Brain Freeze Find Might Help Solve Migraine Mysteries

Apr 23 2012 Posted: 17:00 IST

Scientists have explained why eating ice cream too quickly can cause a painful headache, commonly known as brain freeze. It is hoped the discovery can be used to develop new treatments for migraine.

In experiments carried by researchers at Harvard Medical School and NUI Galway, a team of 13 healthy volunteers deliberately induced the brain freeze so the headache effects associated with it could be studied. It was found that the headache pain was brought on by a rapid increase in blood flow through a major blood vessel in the brain, the anterior cerebral artery. The ache subsided again once blood flow was restricted.

The experimental work, led by Professor Jorge Serrador and carried out at the Cardiovascular Electronics Laboratory in the School of Engineering & Informatics at NUI Galway, enabled brain blood flow to be measured during the controlled onset and offset of a headache. The controlled ‘production’ of a headache was achieved by the volunteers drinking iced water. Using this technique, the researchers were able to study a headache from beginning to end, without the need for drugs that would mask the causes and symptoms of the pain.

The volunteers drank iced water through a straw that was pressed against their palate and then followed by drinking water at room temperature. Blood flow in the brain was monitored using a hand held device. It was found that the anterior cerebral artery dilated rapidly and flooded the brain with blood when the volunteers felt the painful headache, soon after this dilation occurred, the same vessel constricted reducing blood flow, corresponding to the volunteers’ pain receding.

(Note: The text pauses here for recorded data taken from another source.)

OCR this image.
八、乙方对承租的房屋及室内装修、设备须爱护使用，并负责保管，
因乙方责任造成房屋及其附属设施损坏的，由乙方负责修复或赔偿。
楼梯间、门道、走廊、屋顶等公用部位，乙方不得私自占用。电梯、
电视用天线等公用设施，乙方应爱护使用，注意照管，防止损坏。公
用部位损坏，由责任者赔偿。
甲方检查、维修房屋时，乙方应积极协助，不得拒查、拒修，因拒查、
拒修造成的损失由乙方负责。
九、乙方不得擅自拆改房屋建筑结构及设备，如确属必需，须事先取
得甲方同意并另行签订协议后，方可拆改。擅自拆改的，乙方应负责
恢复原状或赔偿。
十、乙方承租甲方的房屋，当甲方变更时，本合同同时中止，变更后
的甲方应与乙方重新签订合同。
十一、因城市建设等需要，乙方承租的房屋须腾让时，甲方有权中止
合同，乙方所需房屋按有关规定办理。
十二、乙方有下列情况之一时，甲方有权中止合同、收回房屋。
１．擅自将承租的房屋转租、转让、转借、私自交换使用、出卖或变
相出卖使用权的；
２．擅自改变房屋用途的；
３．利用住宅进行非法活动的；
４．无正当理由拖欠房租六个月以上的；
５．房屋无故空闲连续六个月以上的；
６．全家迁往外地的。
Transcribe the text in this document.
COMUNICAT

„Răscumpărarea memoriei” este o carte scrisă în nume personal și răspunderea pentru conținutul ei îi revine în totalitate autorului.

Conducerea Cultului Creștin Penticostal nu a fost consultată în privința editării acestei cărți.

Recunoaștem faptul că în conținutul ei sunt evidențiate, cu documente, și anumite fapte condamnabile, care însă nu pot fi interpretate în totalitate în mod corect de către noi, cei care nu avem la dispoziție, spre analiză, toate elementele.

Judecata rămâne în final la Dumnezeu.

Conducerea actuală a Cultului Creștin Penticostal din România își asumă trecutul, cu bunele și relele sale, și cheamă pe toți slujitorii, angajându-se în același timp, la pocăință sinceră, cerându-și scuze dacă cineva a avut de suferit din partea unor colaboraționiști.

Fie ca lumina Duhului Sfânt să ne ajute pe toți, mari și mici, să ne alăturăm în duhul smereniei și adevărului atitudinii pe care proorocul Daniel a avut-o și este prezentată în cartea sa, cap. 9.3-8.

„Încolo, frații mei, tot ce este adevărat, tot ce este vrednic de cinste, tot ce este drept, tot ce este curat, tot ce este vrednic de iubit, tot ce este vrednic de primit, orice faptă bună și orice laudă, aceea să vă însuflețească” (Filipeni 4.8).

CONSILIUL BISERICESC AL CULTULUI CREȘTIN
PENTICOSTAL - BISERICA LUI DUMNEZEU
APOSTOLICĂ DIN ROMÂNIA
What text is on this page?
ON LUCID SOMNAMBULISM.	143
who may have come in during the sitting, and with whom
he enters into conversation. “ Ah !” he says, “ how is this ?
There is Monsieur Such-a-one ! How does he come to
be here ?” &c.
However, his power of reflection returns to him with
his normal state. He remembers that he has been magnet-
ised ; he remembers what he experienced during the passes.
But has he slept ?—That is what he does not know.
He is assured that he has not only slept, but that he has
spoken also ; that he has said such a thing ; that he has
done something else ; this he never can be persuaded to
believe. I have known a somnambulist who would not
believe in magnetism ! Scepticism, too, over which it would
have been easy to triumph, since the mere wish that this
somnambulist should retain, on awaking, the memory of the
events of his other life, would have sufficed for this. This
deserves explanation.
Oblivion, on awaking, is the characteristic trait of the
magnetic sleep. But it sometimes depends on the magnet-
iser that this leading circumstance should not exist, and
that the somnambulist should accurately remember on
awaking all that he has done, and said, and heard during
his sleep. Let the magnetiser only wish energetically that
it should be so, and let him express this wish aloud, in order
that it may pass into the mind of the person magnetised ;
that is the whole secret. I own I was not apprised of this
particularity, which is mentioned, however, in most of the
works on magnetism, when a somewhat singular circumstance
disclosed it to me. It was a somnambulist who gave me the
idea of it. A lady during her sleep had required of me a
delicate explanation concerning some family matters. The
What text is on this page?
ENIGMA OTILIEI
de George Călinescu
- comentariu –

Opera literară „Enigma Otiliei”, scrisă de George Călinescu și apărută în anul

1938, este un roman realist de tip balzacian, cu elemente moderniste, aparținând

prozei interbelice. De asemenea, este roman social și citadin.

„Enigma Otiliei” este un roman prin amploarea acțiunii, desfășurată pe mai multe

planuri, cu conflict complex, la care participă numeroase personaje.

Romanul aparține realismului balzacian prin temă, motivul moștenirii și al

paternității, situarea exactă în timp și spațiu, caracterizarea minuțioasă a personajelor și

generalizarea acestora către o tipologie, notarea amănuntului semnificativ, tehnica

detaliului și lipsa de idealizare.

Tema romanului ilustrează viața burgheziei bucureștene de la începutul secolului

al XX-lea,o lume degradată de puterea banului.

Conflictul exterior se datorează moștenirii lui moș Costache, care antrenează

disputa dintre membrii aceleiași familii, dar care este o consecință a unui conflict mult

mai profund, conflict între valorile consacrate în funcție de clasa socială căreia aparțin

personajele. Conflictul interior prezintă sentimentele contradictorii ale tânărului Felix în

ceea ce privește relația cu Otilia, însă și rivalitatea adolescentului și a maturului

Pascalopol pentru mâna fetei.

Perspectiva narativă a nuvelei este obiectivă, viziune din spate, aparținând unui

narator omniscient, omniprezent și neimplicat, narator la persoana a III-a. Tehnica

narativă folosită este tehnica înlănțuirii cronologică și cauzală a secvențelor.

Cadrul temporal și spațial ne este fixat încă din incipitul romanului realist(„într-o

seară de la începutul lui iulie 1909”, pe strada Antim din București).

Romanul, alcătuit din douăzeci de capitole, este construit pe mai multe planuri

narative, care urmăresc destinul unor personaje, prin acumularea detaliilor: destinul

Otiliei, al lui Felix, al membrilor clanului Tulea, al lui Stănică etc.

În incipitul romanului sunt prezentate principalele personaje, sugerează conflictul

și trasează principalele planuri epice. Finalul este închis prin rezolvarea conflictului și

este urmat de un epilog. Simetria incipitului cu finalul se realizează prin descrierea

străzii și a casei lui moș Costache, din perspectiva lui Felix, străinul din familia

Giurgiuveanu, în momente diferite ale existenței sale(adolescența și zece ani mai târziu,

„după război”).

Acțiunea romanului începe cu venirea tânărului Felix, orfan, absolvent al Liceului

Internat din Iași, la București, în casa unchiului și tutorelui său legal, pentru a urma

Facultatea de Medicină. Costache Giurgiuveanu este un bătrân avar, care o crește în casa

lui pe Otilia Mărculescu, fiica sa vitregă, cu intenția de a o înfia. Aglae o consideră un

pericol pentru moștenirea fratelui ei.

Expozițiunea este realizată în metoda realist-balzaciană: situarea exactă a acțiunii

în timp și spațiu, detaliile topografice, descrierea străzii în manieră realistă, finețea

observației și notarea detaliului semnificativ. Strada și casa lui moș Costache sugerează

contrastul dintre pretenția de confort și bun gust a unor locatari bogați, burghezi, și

The findings were presented at the meeting Experimental Biology 2012 in San Diego yesterday (Sunday, 22 April, 2012). Presenting the findings, lead-author Professor Jorge Serrador, Adjunct Professor of Cardiovascular Electronics at NUI Galway, and also of the Harvard Medical School and the War Related Illness and Injury Study Centre of the Veterans Affairs New Jersey Health Care System, said: “The brain is fairly sensitive to temperature, so vasodilatation might be moving warm blood inside tissue to make sure the brain stays warm.”

Dr Serrador explained that because the skull is a closed structure, the sudden influx of blood could raise pressure and induce pain. By constricting the blood vessel again the body could be acting to reduce the pressure before it reaches dangerous levels. Similar alterations in blood flow could be at work in migraines, post traumatic headaches, and other headache types.

If further research confirms these suspicions, then finding ways to control blood flow could offer new treatments for these conditions. Drugs that block sudden vasodilatation or target channels involved specifically in the vasodilatation of headaches could be one way of changing headaches’ course.